Ihren trotzigen Lebensmut behält Hazal (Melia Kara) vor allem, wenn sie mit ihren Freundinnen zusammen ist. Mit ihnen kann sie lachen, unbeschwert sein, reden, kiffen, ausgelassen feiern und von einer besseren Zukunft träumen. Gerade fiebert sie ihrem 18. Geburtstag entgegen, mit dem sich, so will sie glauben, vieles ändern wird und an dem sie mit ihren Freundinnen in einem angesagten Berliner Club feiern gehen will. Mächtig aufgebrezelt machen sie sich auf den Weg. Doch schon in der Schlange stellen sie fest: Alle anderen tragen Turnschuhe, sie gehören nicht dazu. Prompt lässt sie auch der Türsteher abblitzen. Es ist nicht nur eine Enttäuschung, es ist eine krasse Zurückweisung.

Als sie dann in der U-Bahn-Station von einem jungen Typen belästigt werden, entlädt sich der ganze Frust der jungen Frauen in unbändiger Aggression und Brutalität. Die Situation eskaliert und Hazal flieht Hals über Kopf nach Istanbul, wo ein Freund (Doğa Gürer) aus Berlin lebt. Auch er wollte oder musste das Land nach einer Haftstrafe verlassen. »Bist du auch eine von denen, die aus Deutschland abgeschoben wurden?«, wird später Mehmets Mitbewohner Hazal fragen. Es ist eine der vielen kleinen Szenen, in denen Özarslan, die mit Claudia Schaefer auch das Drehbuch geschrieben hat, wie nebenbei von den politischen Begebenheiten erzählt, von der Situation der Kurden in der Türkei wie in Deutschland, den Repressionen durch Erdoğan.

Dabei fokussiert sich Özarslan ganz klar auf Hazal, wie sie rotzig, oft derbe mit ihren Freundinnen spricht, rebellisch agiert, aber auch verletzlich resigniert. Sie folgt ihr schweigend durch die Straßen Istanbuls, wenn sie voller Verzweiflung in einem Internetcafé die Nachrichten aus Berlin verfolgt, einsam auf dem Bett liegt oder panisch ihren Ausweis in der Toilette herunterspült, als die Polizei vor der Tür steht. Die aber ist gar nicht auf der Suche nach ihr, sondern nach dem politisch aktiven Mitbewohner.

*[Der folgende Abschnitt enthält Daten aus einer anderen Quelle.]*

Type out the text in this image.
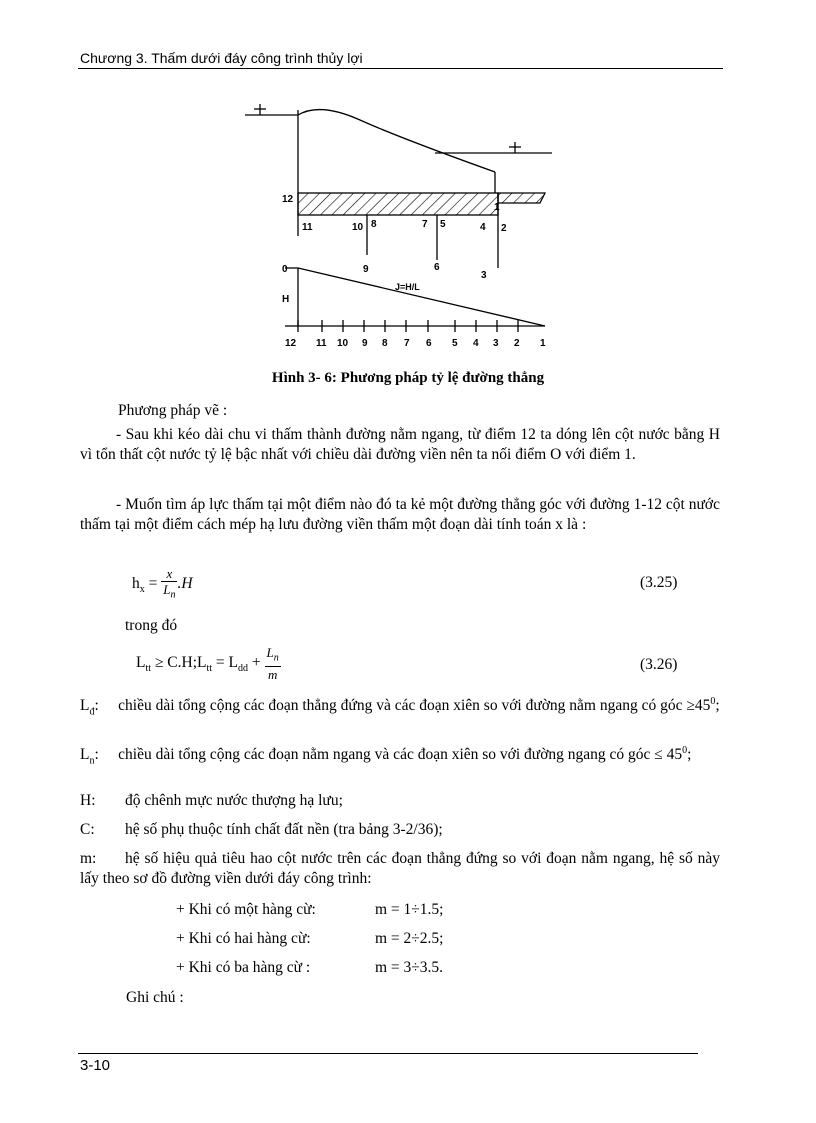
Chương 3. Thấm dưới đáy công trình thủy lợi
12
11	10 8	7 5	4 2
1
9	6
3
0
H
J=H/L
12 11 10 9 8 7 6 5 4 3 2 1
Hình 3- 6: Phương pháp tỷ lệ đường thẳng
Phương pháp vẽ :
- Sau khi kéo dài chu vi thấm thành đường nằm ngang, từ điểm 12 ta dóng lên cột nước bằng H vì tổn thất cột nước tỷ lệ bậc nhất với chiều dài đường viền nên ta nối điểm O với điểm 1.
- Muốn tìm áp lực thấm tại một điểm nào đó ta kẻ một đường thẳng góc với đường 1-12 cột nước thấm tại một điểm cách mép hạ lưu đường viền thấm một đoạn dài tính toán x là :
$h_x = \frac{x}{L_n} .H$	(3.25)
trong đó
$L_{tt}$ ≥ $C.H;L_{tt} = L_{dd} + \frac{L_n}{m}$	(3.26)
$L_đ$: chiều dài tổng cộng các đoạn thẳng đứng và các đoạn xiên so với đường nằm ngang có góc $\ge 45^0$;
$L_n$: chiều dài tổng cộng các đoạn nằm ngang và các đoạn xiên so với đường ngang có góc ≤ $45^0$;
H: độ chênh mực nước thượng hạ lưu;
C: hệ số phụ thuộc tính chất đất nền (tra bảng 3-2/36);
m: hệ số hiệu quả tiêu hao cột nước trên các đoạn thẳng đứng so với đoạn nằm ngang, hệ số này lấy theo sơ đồ đường viền dưới đáy công trình:
+ Khi có một hàng cừ:	m = 1÷1.5;
+ Khi có hai hàng cừ:	m = 2÷2.5;
+ Khi có ba hàng cừ :	m = 3÷3.5.
Ghi chú :
3-10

Hazal ist schwer zu greifen in ihrer jugendlichen Rebellion und Trotzigkeit. Melia Kara verleiht dieser oft noch kindlichen und dann so entschlossenen Figur eine vielschichtige Authentizität. Man folgt ihr durch dunkle Gassen und in schummerige Räume ebenso wie in ihr getriebenes Inneres, das nicht weiß, wo es hinsoll. Es ist ein erschütternder Film, für den man sich – um Hazal und der deutschen Gesellschaft willen – ein gutes Ende wünscht.